Ir al atardecer a la catedral, cuando la gran nave armoniosa, honda y resonante, se adormecía tendidos sus brazos en cruz. Entre el altar mayor y el coro, una alfombra de terciopelo rojo y sordo absorbía el rumor de los pasos. Todo estaba sumido en penumbra, aunque la luz, penetrando aún por las vidrieras, dejara suspendida allá en la altura su cálida aureola. Cayendo de la bóveda como una catarata, el gran retablo era sólo una confusión de oros perdidos en la sombra. Y tras de las rejas, desde un lienzo oscuro como un sueño, emergían en alguna capilla blanca formas enérgicas y extáticas.

Comenzaba el órgano a preludiar vagamente, dilatándose luego su melodía hasta llenar las naves de voces poderosas, resonantes con el imperio de las trompetas que han de convocar a las almas en el día del juicio. Mas luego volvía a amansarse, depuesta su fuerza como una espada, y alentaba amoroso, descansando sobre el abismo de su cólera.

Por el coro se adelantaban silenciosamente, atravesando la nave hasta llegar a la escalinata del altar mayor, los oficiantes cubiertos de pesadas dalmáticas, precedidos de los monaguillos, niños de faz murillesca, vestidos de rojo y blanco, que conducían ciriales encendidos.

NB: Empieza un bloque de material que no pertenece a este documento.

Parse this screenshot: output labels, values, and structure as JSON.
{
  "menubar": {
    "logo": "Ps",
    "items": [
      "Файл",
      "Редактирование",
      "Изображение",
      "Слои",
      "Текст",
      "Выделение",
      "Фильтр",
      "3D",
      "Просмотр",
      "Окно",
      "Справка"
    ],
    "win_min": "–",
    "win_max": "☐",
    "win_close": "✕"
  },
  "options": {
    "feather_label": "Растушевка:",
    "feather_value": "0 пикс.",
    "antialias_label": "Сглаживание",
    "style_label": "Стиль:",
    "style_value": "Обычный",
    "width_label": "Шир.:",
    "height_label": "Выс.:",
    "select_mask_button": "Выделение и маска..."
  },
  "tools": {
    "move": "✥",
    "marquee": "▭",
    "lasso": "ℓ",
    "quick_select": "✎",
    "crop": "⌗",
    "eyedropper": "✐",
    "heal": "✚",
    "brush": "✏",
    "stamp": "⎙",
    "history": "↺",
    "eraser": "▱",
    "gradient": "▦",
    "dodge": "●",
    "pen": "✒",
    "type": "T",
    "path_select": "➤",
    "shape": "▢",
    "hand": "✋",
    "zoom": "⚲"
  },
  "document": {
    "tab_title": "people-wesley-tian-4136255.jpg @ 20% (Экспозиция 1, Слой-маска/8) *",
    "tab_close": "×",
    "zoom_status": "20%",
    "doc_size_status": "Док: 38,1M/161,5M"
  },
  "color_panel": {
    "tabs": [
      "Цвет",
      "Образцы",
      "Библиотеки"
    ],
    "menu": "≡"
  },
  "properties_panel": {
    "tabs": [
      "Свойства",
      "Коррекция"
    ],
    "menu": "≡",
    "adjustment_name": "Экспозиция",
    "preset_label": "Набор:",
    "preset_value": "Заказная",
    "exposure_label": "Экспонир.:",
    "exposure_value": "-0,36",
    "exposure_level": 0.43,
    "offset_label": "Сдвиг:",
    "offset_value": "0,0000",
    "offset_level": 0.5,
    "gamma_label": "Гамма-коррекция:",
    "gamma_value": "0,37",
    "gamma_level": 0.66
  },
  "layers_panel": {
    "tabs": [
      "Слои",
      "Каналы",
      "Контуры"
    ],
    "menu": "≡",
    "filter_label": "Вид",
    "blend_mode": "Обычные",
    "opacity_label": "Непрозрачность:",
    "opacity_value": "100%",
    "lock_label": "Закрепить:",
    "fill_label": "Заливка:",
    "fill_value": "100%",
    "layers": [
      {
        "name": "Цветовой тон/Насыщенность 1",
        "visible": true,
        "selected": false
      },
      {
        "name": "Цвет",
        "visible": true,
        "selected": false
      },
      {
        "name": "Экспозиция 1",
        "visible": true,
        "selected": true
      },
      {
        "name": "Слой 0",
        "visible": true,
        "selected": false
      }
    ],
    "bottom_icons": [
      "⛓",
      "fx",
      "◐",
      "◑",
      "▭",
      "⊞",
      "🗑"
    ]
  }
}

Y tras ellos caminaban los seises, con su traje azul y plata, destocado el sombrerillo de plumas, que al llegar ante el altar colocarían sobre sus cabezas, iniciando entonces unos pasos de baile, entre seguidilla y minué, mientras en sus manos infantiles repicaban ligeras unas castañuelas.

*

Ir al atardecer junto al río de agua luminosa y tranquila, cuando el sol se iba poniendo entre leves cirros morados que orlaban la línea pura del horizonte. Siguiendo con rumbo contrario al agua, pasada ya la blanca fachada hermosamente clásica de la Caridad, unos murallones ocultaban la estación, el humo, el ruido, la fiebre de los hombres. Luego, en soledad de nuevo, el río era tan verde y misterioso como un espejo, copiando el cielo vasto, las acacias en flor, el declive arcilloso de las márgenes.

Unas risas juveniles turbaban el silencio, y allá en la orilla opuesta rasgaba el aire un relámpago seguido de un chapoteo del agua. Desnudos entre los troncos de la orilla, los cuerpos ágiles con un reflejo de bronce verde apenas oscurecido por el vello suave de la pubertad, unos muchachos estaban bañándose.

Se oía el silbido de un tren, el piar de un bando de golondrinas; luego otra vez renacía el silencio. La luz iba dejando vacío el cielo, sin perder éste apenas su color, claro como el de una turquesa. Y el croar irónico de las ranas llegaba a punto, para cortar la exaltación que en el alma levantaban la calma del lugar, la gracia de la juventud y la hermosura de la hora.